A luta é contínua. Percebemos que os requerimentos atuais acerca da prática
profissional dos assistentes sociais não são simples, dado que a atividade burocrática
e rotineira cada vez mais sufoca e frustra os profissionais nos seus campos de
trabalho – fato também consequência da exploração capitalista. Porém, o exercício
da profissão deve ir além disso, o assistente social deve ter o diferencial de ter
competência para propor e pensar projetos criativos que apreendam o movimento da
realidade.
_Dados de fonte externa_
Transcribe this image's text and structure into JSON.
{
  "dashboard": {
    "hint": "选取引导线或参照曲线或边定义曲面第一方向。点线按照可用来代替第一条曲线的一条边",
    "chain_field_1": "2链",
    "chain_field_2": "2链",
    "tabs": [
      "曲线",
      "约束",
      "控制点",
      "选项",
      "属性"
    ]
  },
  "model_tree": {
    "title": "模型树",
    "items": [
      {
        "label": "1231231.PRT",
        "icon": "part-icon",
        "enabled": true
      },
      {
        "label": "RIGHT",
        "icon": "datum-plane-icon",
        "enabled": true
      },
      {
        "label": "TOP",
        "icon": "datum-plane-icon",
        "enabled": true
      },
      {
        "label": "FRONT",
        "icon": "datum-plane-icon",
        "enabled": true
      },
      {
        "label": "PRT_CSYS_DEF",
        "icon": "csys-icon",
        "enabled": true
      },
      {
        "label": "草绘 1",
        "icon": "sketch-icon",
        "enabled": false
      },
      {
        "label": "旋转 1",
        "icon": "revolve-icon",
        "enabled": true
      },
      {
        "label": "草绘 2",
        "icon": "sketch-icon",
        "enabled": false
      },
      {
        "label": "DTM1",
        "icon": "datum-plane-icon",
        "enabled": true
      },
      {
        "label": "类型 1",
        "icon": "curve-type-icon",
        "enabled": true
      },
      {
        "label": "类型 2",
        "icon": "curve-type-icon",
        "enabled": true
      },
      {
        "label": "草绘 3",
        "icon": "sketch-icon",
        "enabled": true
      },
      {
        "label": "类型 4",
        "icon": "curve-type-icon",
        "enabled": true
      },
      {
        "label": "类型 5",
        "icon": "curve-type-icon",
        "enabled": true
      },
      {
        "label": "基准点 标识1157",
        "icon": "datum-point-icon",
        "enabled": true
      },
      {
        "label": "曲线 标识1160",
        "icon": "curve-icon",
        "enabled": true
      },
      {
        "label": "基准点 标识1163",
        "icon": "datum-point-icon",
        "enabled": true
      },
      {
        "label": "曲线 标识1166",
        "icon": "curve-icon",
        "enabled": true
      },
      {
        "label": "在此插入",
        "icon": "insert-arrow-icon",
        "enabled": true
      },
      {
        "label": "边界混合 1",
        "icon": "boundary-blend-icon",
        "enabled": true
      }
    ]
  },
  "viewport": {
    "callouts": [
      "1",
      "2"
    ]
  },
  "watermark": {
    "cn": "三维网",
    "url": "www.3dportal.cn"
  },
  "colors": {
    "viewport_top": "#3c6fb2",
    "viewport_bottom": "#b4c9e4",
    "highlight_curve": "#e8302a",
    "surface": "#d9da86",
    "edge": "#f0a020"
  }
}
As alternativas não surgem magicamente nesse contexto burocrático,
exigem que os profissionais se apropriem das possibilidades postas na realidade e,
como sujeitos, possam desenvolvê-las e transformá-las em projetos. De acordo com
Iamamoto (2006, p. 21) “sempre existe um campo para a ação dos sujeitos, para a
proposição de alternativas criadoras, inventivas, resultantes da apropriação das
possibilidades e contradições presentes na própria dinâmica da vida social”. Há que
buscar aproximar-se das possibilidades que favoreçam a luta e a consolidação do
projeto ético-político, e é evidente que os assistentes sociais, em seu potencial
artístico (tendo em vista que trabalhos criadores devem carregar tal dimensão), são
capazes de repensar estratégias e, se for preciso, criar novos espaços de luta pela
emancipação da classe trabalhadora e para o retorno do “eu” ao homem total.